Trump, in a recent interview, revealed that he takes aspirin every day because he believes that it prevents thick blood.
Doctor calls Donald Trump's aspirin logic 'nonsense'
Jonathan Reiner, CNN’s medical analyst and Dick Cheney’s former heart doctor, said Trump’s theory that aspirin prevents him from having “thick” blood makes no sense, and questioned why the president doesn’t take his own doctors’ advice to pop a lower dosage.
“That makes no sense,” Reiner told CNN’s The Lead. “That actually makes nonsense.”
Reiner explained that using aspirin to thin blood is “not like changing something from gumbo to chicken soup.”
“It doesn’t make it thinner. It makes you less likely to clot,” he said.
Reiner said the dosage that cardiologists typically prescribe to patients, even those with coronary artery disease, is 81 milligrams per day, which is less than a quarter of the amount Trump consumes.
“They’d rather have me take the smaller one,” Trump told the Journal. “I take the larger one, but I’ve done it for years, and what it does do is it causes bruising.”
Questions over ignoring medical advice and visible bruising
“Why is the President taking an unorthodox dose of aspirin?” Reiner asked.
“And the media has published many photos of his right hand—and now maybe his left hand—with this chronic bruise. The White House has said that this is related to chronic aspirin therapy. So if you’re bruising a lot and your doctor says you’re on too much aspirin, why wouldn’t you go down to the lower dose? It makes no sense to me.”
Donald Trump defends aspirin use, calls his health 'perfect'
“They say aspirin is good for thinning out the blood, and I don’t want thick blood pouring through my heart,” Trump said in an interview with The Wall Street Journal that was published on Thursday.
“I want nice, thin blood pouring through my heart. Does that make sense?”

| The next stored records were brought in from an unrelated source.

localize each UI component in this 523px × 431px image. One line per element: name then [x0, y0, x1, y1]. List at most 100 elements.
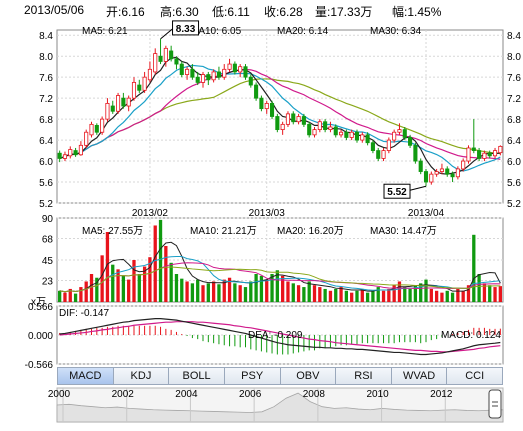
volume-bar	[434, 290, 439, 302]
candle-body	[296, 116, 301, 123]
price-tick-right: 5.2	[507, 199, 521, 210]
navigator-year-tick: 2004	[175, 389, 198, 400]
volume-bar	[355, 290, 359, 302]
volume-bar	[100, 255, 104, 302]
navigator-year-tick: 2012	[430, 389, 453, 400]
volume-legend-item: MA30: 14.47万	[370, 226, 437, 237]
candle-body	[392, 131, 397, 141]
volume-bar	[158, 219, 163, 302]
price-tick-right: 7.2	[507, 94, 521, 105]
volume-tick: 45	[42, 256, 54, 267]
macd-legend-macd: MACD: 0.124	[441, 330, 501, 341]
low-annotation-label: 5.52	[387, 187, 407, 198]
macd-legend-dif: DIF: -0.147	[59, 308, 109, 319]
candle-body	[344, 131, 349, 138]
volume-bar	[111, 264, 115, 302]
volume-bar	[461, 290, 465, 302]
tab-wvad[interactable]: WVAD	[391, 367, 448, 385]
price-tick-left: 8.0	[39, 52, 53, 63]
tab-rsi[interactable]: RSI	[336, 367, 392, 385]
tab-obv[interactable]: OBV	[280, 367, 337, 385]
volume-bar	[68, 288, 72, 302]
candle-body	[174, 58, 179, 65]
candle-body	[142, 76, 147, 91]
macd-tick: 0.000	[28, 331, 53, 342]
volume-bar	[376, 287, 380, 302]
candle-body	[222, 68, 227, 78]
candle-body	[200, 74, 206, 83]
candle-body	[158, 55, 163, 62]
tab-cci[interactable]: CCI	[447, 367, 503, 385]
candle-body	[386, 139, 391, 151]
navigator-year-tick: 2006	[239, 389, 262, 400]
high-annotation-box	[172, 20, 200, 36]
volume-bar	[238, 285, 242, 302]
volume-bar	[392, 285, 396, 302]
volume-bar	[132, 260, 136, 302]
quote-low: 低:6.11	[212, 5, 250, 19]
price-legend-item: MA5: 6.21	[82, 26, 128, 37]
volume-bar	[498, 286, 502, 302]
price-tick-right: 7.6	[507, 73, 521, 84]
volume-bar	[281, 275, 285, 302]
tab-psy[interactable]: PSY	[224, 367, 281, 385]
volume-bar	[472, 234, 476, 302]
candle-body	[89, 123, 94, 136]
volume-bar	[127, 279, 131, 302]
candle-body	[466, 147, 471, 162]
candle-body	[312, 129, 317, 136]
candle-body	[333, 126, 338, 136]
candle-body	[190, 68, 195, 78]
tab-macd[interactable]: MACD	[57, 367, 114, 385]
candle-body	[121, 97, 126, 107]
volume-bar	[312, 285, 317, 302]
tab-kdj[interactable]: KDJ	[113, 367, 170, 385]
candle-body	[370, 142, 375, 151]
candle-body	[328, 126, 333, 131]
candle-body	[238, 66, 243, 73]
volume-bar	[482, 283, 487, 302]
price-tick-right: 6.0	[507, 157, 521, 168]
price-tick-right: 8.0	[507, 52, 521, 63]
volume-bar	[265, 279, 269, 302]
volume-bar	[185, 281, 189, 302]
navigator-year-tick: 2002	[112, 389, 135, 400]
date-tick: 2013/04	[408, 208, 445, 219]
tab-boll[interactable]: BOLL	[169, 367, 225, 385]
candle-body	[232, 63, 237, 73]
volume-bar	[270, 274, 274, 302]
volume-bar	[259, 275, 264, 302]
candle-body	[248, 76, 253, 86]
date-tick: 2013/02	[132, 208, 169, 219]
price-tick-left: 5.6	[39, 178, 53, 189]
candle-body	[492, 150, 498, 157]
volume-bar	[243, 287, 248, 302]
navigator-handle[interactable]	[488, 389, 502, 419]
volume-bar	[254, 274, 258, 302]
candle-body	[264, 102, 269, 110]
volume-bar	[413, 285, 418, 302]
volume-bar	[201, 285, 205, 302]
candle-body	[206, 74, 211, 81]
candle-body	[185, 68, 190, 75]
volume-bar	[79, 287, 83, 302]
candle-body	[354, 131, 360, 141]
volume-bar	[365, 292, 370, 302]
low-annotation-box	[383, 183, 411, 199]
volume-bar	[73, 293, 78, 302]
volume-bar	[429, 288, 433, 302]
volume-bar	[121, 275, 126, 302]
candle-body	[62, 154, 68, 159]
candle-body	[179, 63, 184, 75]
price-panel-frame	[56, 29, 504, 204]
candle-body	[498, 145, 503, 154]
price-tick-left: 8.4	[39, 31, 53, 42]
price-tick-right: 8.4	[507, 31, 521, 42]
ma5-line	[59, 56, 501, 175]
price-tick-right: 5.6	[507, 178, 521, 189]
volume-bar	[286, 281, 290, 302]
volume-bar	[307, 281, 311, 302]
quote-open: 开:6.16	[106, 5, 145, 19]
volume-bar	[403, 287, 407, 302]
volume-bar	[153, 225, 157, 302]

“Let’s talk about health again for the 25th time,” he told the Journal at the beginning of the interview. “My health is perfect.”
Trump also said that he got a CT during his October visit to the Walter Reed National Military Medical Center, not an MRI as previously reported.
“I would have been a lot better off if they didn’t, because the fact that I took it said, ‘Oh gee, is something wrong?’ Well, nothing’s wrong,” he said.